Wild salmon aren’t just emblematic of the BC wilderness, they are integral to it. They form one of the backbones of the ecosystem that covers everything from climate to food security, to tourism and local economies. But there’s a problem - one intrinsically tied to our own industry. Wild salmon populations are diminishing rapidly, and soon many in our area could die out fully, as a result of the invasive practices of salmon farming.
Farming livestock and fish for food is not inherently invasive — it’s a matter of careful practices and restraint. Chicken feedlots have to take great care to ensure their birds are sealed off from the natural environment, due to the risk of transmitting avian flu.
Wild salmon feedlots have not done this, meaning the diseases and pathogens that are created by the intensive breeding of salmon farms are released into wilder populations, where they wreak havoc.
Alexandra Morton - Salmon Conservationist
This is where Alexandra Morton comes in — known as the Jane Goodall of BC salmon — and she has dedicated her work to chronicling the BC wild salmon population, and fighting for its conservation, alongside the indigenous peoples of BC.
This wasn’t always her cause. When she moved to the area in 1984, she was following a group of orcas on the Broughton Archipelago. However, after the first salmon farms arrived in 1988, the orca population disappeared, alongside declining and unhealthy salmon populations, and since then the conservation of this vital resource has been the focus of her dedicated work.
In her own words, it was a difficult journey, one where she was constantly reevaluating her priorities. And as any good scientist would do, testing out her methods to find what would be effective - but it’s one that came from a place of genuine heart. Of a conservationist’s desire to preserve the place she had come to call home, and of scientist’s responsibility to the truth, as she said in an interview with website Civil Eats:
“If my government [made decisions] based on science then research is all I would have to do, and that would be a much more comfortable existence for me.

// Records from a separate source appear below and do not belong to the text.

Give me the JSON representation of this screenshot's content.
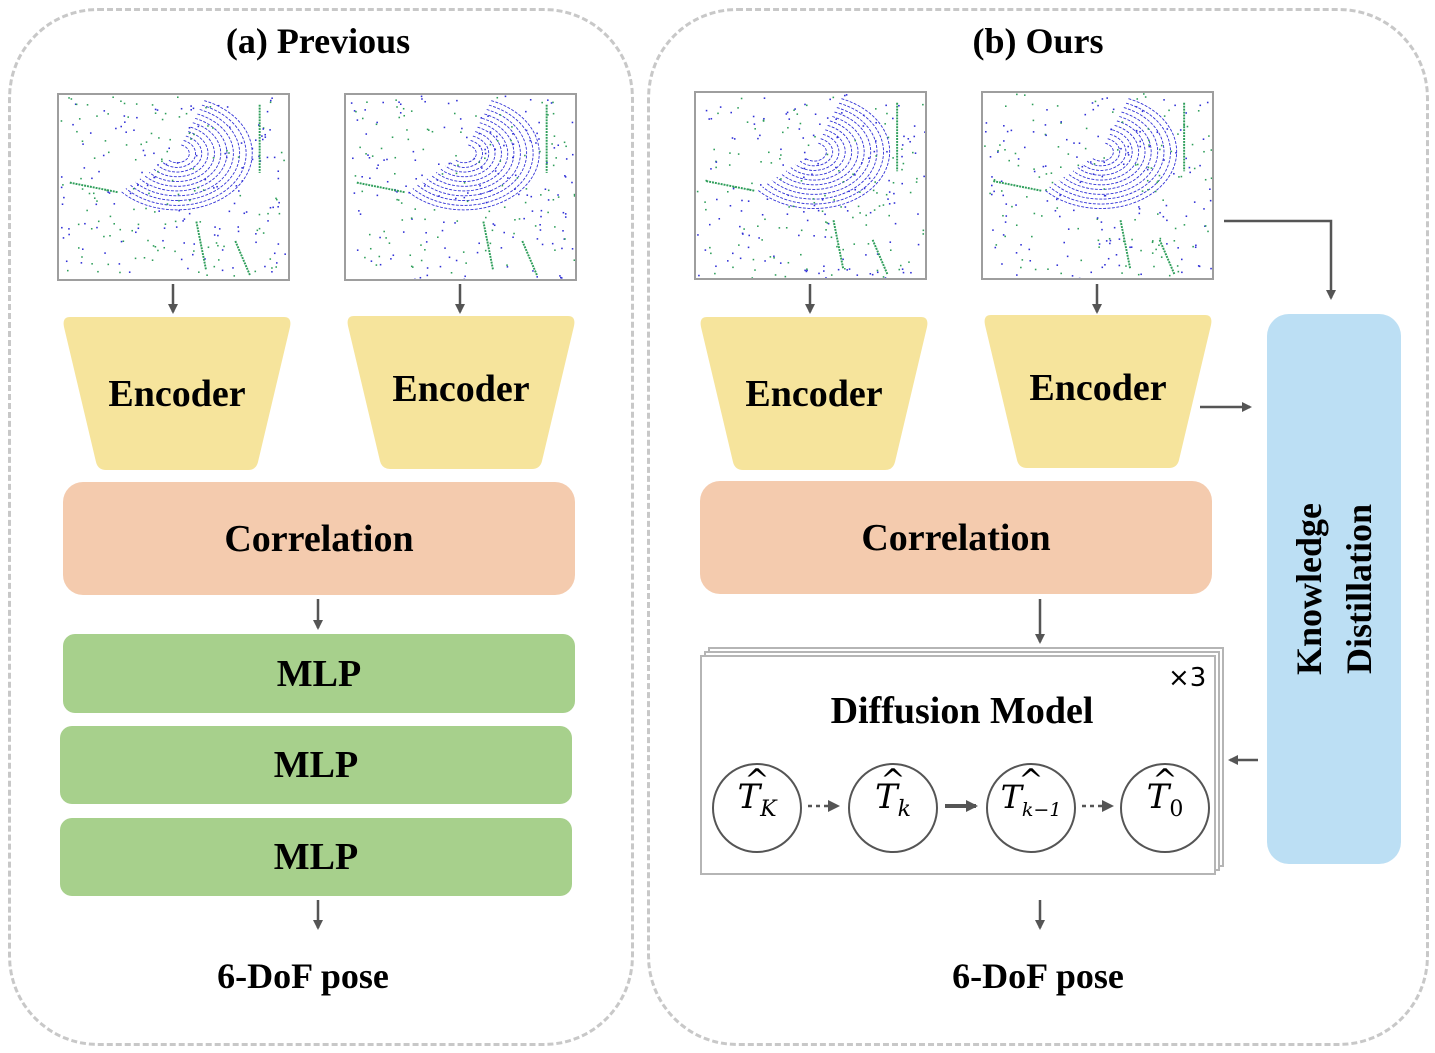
{
  "panel_a": {
    "title": "(a) Previous",
    "encoder_left": "Encoder",
    "encoder_right": "Encoder",
    "correlation": "Correlation",
    "mlp_layers": [
      "MLP",
      "MLP",
      "MLP"
    ],
    "output": "6-DoF pose"
  },
  "panel_b": {
    "title": "(b) Ours",
    "encoder_left": "Encoder",
    "encoder_right": "Encoder",
    "correlation": "Correlation",
    "diffusion_title": "Diffusion Model",
    "repeat": "×3",
    "states": [
      {
        "symbol": "T",
        "sub": "K"
      },
      {
        "symbol": "T",
        "sub": "k"
      },
      {
        "symbol": "T",
        "sub": "k−1"
      },
      {
        "symbol": "T",
        "sub": "0"
      }
    ],
    "knowledge_distillation": [
      "Knowledge",
      "Distillation"
    ],
    "output": "6-DoF pose"
  },
  "colors": {
    "encoder": "#f6e49c",
    "correlation": "#f4cbae",
    "mlp": "#a7d08c",
    "distillation": "#bcdff4",
    "arrow": "#555555",
    "lidar_blue": "#2f2fd6",
    "lidar_green": "#2e9e5a"
  },
  "icons": [
    "lidar-scan-image",
    "arrow-icon",
    "dotted-arrow-icon"
  ]
}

But our government is not based on science. If you know that an ecosystem is being destroyed, you have to do everything you can to make sure people know...That’s why I do activism—to make sure there’s a platform to get the message out”
Her work is vital, using her research background she’s able to provide a full picture of exactly how things are, and the picture the data paints is an alarming one.
Taking the Fraser River sockeye run as a data point, we are looking at two consecutive years with some of the lowest numbers ever recorded, down to 200,000 from an expected number of 10 million.
But with investment and commitment, recovery is possible. And progress is being made in terms of sustainable practices, with recent actions at a federal level being taken to curtail salmon farming and work with indigenous governments instead.
Preserve the BC Ecosystem
What can we do? As consumers, and as suppliers, we can make informed choices.
Many of these invasive and shortsighted practices are rooted in the idea of meeting supply and demand, but also in telling consumers that farmed salmon protects wild salmon, even as the evidence tells a different story.
By buying sustainably sourced salmon and other fishing products you aren’t just getting a healthier, better tasting product, you’re helping to preserve the ecosystem that makes BC such a beautiful and remarkable place to live.